The financial crisis of 2008 seriously impacted most Americans. For many, it was a debacle that exposed the policies and practices of Wall Street that were not in the public interest. The destruction was formidable and thought was given as to how to prevent such a disaster from recurring. Can another disaster be prevented?

William D. Cohan, a former senior Wall Street M&A investment banker for 17 years at Lazard Freres & Co., Merrill Lynch, and JPMorgan Chase, is the New York Times bestselling author of three non-fiction narratives about Wall Street: Money and Power: How Goldman Sachs Came to Rule the World; House of Cards: A Tale of Hubris and Wretched Excess on Wall Street; and, The Last Tycoons: The Secret History of Lazard Freres & Company. His latest book, Four Friends: Promising Lives Cut Short, is a memoir/biography about four of the author’s Andover classmates. He is a special correspondent at Vanity Fair and a columnist for the Deal Book section of the New York Times.

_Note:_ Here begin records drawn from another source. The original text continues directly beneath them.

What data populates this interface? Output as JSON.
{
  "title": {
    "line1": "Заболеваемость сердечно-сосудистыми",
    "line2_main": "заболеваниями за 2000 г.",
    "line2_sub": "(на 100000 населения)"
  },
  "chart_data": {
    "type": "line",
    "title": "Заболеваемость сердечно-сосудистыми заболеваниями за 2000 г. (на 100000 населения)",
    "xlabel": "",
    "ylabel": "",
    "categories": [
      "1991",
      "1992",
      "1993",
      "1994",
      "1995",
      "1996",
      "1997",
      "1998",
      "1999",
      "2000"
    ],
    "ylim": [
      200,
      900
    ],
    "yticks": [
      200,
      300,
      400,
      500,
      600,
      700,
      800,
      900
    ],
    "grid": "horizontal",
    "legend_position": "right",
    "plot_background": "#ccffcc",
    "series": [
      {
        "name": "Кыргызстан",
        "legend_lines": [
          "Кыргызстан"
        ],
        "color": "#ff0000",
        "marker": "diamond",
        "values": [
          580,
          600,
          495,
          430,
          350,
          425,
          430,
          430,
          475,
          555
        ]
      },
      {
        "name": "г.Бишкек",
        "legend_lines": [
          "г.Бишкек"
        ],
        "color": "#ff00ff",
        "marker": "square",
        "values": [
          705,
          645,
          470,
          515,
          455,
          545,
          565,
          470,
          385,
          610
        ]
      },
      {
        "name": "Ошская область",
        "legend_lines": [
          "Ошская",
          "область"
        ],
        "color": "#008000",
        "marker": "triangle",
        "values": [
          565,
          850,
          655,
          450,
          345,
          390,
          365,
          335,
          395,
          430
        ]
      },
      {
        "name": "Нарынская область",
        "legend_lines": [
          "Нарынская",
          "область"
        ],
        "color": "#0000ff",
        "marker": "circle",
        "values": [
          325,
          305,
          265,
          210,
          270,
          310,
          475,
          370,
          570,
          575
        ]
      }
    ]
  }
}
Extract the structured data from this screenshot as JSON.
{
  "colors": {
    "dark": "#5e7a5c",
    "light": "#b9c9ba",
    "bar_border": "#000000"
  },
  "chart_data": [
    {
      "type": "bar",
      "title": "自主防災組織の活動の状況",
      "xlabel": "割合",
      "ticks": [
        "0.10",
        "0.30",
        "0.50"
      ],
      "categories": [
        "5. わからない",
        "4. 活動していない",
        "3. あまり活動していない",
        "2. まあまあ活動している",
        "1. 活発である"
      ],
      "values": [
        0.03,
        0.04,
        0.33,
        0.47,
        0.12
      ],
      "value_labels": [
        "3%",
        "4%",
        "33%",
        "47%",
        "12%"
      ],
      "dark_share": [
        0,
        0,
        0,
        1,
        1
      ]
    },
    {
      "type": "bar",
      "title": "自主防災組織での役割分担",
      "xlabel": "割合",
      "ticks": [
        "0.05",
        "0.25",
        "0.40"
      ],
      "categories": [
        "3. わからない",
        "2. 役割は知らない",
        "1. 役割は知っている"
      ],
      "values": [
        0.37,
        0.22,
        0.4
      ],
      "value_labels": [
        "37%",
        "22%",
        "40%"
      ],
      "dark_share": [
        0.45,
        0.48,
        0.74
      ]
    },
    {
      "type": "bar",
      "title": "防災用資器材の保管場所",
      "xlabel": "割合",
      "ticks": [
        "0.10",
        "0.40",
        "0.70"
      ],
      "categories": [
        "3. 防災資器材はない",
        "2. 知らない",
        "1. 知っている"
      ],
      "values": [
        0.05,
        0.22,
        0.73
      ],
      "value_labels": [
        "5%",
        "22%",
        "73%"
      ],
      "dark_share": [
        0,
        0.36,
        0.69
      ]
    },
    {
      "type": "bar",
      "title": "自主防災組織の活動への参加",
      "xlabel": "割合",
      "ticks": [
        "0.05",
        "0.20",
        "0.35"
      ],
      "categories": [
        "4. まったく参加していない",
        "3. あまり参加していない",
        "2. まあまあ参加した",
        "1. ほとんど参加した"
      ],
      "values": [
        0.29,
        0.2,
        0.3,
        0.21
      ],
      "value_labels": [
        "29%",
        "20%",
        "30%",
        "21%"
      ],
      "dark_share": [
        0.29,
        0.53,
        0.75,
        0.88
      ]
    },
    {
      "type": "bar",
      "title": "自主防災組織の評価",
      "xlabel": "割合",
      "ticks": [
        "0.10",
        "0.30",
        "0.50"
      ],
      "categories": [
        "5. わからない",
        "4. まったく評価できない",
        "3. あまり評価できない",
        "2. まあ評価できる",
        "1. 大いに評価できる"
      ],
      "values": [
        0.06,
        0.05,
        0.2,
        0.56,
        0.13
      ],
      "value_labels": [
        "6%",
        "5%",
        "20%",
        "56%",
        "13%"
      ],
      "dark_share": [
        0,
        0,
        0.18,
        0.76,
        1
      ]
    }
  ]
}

Nicole Gelinas is a senior fellow at the Manhattan Institute, a contributing editor of City Journal, and a columnist at the New York Post. She writes on urban economics and finance. Gelinas is a CFA charterholder and the author of After the Fall: Saving Capitalism from Wall Street and Washington (2011). Gelinas has published analysis and opinion pieces in the New York Times, Wall Street Journal, Los Angeles Times, and other publications. Before coming to City Journal, she was a business journalist for Thomson Financial, where she covered the international syndicated-loan and private-debt markets.